Similarly to these studies, in our study we also developed models for predicting the likelihood of endometriosis based only on symptoms experienced (or not experienced) by women. Our study differs from these studies in two main respects: First, it uses tree ensemble models, which are able to capture complex and non-linear relationships between the variables. Second, we used Facebook to collect data rather than patient interviews. While this is a convenient way to collect data and allowed us to collect responses from almost 1000 women within a few months, it gives us less information on the respondents.

The developed models, and in particular the 24-feature AdaBoost model, can be self-administered by women who suffer from symptoms and are at the beginning their diagnostic investigation to discover the likelihood that their symptoms are caused by endometriosis. It should, however, be noted that as our models are trained on women who were clinically diagnosed with endometriosis and on women who were not diagnosed (rather than who were clinically found not to have endometriosis), our models may be biased by women who have endometriosis yet were not diagnosed. Nevertheless, since this may affect only a small percentage of the non-diagnosed group, the effect on the models’ classification performance is expected to be relatively small and the best performing model is expected to identify most of those women who have endometriosis. Moreover, had we tested the models on women with a positive or negative clinical diagnosis of endometriosis, the models’ performance would have been even better, as false positive samples would have become true positives.
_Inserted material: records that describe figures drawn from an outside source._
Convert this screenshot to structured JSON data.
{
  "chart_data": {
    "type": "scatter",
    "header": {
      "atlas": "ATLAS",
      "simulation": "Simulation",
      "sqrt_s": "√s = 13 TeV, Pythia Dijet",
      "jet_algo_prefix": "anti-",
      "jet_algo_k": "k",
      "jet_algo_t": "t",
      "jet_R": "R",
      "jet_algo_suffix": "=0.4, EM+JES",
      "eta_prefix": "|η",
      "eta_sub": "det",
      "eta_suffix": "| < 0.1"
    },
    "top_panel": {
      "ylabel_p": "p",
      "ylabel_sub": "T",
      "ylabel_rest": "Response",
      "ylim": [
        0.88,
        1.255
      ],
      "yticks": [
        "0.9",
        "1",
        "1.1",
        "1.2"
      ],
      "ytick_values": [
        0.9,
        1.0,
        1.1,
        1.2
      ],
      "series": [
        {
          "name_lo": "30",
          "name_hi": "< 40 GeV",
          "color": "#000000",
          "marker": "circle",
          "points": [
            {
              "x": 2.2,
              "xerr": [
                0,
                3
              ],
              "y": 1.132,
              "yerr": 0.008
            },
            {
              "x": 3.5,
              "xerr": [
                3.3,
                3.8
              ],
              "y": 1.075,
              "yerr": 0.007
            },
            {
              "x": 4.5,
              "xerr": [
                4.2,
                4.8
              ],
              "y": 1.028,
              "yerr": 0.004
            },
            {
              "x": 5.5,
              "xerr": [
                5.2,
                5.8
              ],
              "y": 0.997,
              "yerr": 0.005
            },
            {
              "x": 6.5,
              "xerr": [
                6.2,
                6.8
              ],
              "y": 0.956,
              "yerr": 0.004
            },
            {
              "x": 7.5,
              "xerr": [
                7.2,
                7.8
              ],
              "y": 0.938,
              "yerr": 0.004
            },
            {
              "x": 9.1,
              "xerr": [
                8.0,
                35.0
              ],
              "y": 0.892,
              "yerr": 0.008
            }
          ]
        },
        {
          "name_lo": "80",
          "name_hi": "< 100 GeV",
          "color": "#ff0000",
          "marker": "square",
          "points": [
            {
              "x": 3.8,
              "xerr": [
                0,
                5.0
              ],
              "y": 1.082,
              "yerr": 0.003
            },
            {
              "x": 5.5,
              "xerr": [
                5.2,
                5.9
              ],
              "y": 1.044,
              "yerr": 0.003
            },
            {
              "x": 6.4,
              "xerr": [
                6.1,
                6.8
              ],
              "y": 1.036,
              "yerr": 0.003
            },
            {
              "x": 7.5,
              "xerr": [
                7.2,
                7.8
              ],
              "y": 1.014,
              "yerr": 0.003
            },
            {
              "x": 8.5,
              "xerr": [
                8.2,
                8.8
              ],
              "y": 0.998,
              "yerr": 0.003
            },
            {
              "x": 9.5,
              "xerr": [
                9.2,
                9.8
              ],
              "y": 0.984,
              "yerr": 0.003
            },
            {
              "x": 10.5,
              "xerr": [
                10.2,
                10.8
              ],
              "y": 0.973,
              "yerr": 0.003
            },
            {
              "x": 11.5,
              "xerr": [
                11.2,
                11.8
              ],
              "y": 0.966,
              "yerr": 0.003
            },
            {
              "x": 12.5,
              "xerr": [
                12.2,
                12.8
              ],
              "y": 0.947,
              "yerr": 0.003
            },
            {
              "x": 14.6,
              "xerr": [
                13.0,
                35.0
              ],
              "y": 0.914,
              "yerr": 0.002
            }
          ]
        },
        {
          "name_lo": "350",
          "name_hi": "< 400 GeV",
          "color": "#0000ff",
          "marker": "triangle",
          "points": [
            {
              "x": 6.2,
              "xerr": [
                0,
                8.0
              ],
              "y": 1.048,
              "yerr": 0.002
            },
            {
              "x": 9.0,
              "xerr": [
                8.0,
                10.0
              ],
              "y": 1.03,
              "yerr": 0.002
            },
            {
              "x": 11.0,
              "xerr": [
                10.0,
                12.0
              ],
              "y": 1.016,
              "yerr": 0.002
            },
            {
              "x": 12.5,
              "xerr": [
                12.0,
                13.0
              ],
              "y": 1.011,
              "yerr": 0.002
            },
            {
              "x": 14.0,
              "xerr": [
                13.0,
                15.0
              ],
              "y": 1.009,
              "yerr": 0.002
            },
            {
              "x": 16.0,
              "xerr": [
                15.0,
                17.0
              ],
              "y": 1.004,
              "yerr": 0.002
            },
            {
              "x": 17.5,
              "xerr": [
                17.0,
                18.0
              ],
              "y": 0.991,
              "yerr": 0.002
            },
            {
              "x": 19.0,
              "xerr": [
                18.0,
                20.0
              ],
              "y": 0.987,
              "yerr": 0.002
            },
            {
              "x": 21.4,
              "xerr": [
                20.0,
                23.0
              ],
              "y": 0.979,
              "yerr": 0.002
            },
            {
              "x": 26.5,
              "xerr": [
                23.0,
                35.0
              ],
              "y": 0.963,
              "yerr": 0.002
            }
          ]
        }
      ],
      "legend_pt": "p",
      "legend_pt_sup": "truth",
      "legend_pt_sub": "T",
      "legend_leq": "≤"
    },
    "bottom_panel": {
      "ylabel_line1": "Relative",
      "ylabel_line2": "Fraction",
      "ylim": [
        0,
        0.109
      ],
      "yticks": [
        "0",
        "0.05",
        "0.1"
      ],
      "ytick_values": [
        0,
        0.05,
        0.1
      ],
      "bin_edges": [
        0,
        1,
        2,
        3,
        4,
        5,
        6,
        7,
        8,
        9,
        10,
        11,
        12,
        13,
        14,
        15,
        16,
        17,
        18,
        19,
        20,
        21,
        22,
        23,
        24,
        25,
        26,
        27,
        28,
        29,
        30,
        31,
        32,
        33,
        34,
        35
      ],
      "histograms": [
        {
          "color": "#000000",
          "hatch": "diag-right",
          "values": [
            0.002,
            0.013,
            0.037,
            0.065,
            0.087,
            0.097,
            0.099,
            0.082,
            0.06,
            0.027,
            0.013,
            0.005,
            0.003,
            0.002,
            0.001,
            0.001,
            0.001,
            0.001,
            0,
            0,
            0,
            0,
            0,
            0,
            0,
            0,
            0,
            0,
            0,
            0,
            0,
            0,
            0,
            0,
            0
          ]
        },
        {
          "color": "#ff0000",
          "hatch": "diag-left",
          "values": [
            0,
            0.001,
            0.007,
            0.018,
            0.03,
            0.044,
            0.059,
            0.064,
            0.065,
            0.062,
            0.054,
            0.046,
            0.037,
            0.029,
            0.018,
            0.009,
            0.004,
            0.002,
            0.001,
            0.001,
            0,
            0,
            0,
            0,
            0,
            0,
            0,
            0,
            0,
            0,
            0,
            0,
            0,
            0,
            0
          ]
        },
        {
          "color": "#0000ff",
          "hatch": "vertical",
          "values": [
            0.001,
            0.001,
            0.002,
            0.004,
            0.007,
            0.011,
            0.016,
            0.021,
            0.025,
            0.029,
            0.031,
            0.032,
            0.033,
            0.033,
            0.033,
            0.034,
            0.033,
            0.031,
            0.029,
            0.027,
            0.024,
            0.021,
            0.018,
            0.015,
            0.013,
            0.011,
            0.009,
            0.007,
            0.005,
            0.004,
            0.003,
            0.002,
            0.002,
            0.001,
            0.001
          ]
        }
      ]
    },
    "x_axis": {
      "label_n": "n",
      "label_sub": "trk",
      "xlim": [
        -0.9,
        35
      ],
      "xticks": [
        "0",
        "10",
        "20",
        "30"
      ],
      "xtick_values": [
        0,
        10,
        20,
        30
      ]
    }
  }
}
It should also be noted that our data did not include information on respondents’ demographics (e.g., ethnicity, geographic location, and age) and thus our models did not account for these variables. Future research should validate these models on different populations. Future research should also investigate the effectiveness of the models (i.e., their predictive power) for women at different stages of diagnosis and account for additional variables that are available to women who have not started a medical investigation, such as use of contraception and hormones.

To summarize, the contribution of our study is threefold. First, we developed a questionnaire for self-reporting of endometriosis symptoms based on 56 symptoms that are commonly found in the literature. Second, we analyzed the importance of these symptoms for endometriosis prediction. We also analyzed the frequency of each symptom in the group of women with endometriosis, compared to the frequency in the general population. We further identified a subset of symptoms that provided the highest endometriosis prediction accuracy. Third, we developed a model that is able to predict endometriosis in the general population of women with high accuracy (94%), based on a subset of 24 self-reported symptoms. The developed model is expected to shorten time-to-diagnosis, which is currently 6 to 10 years from symptom onset. Furthermore, the developed model is intended to be incorporated into a website that women can use to self-test themselves and discover their likelihood of suffering from endometriosis. This website is intended to refer women to conduct further examinations for endometriosis at an early stage in the diagnostic investigation.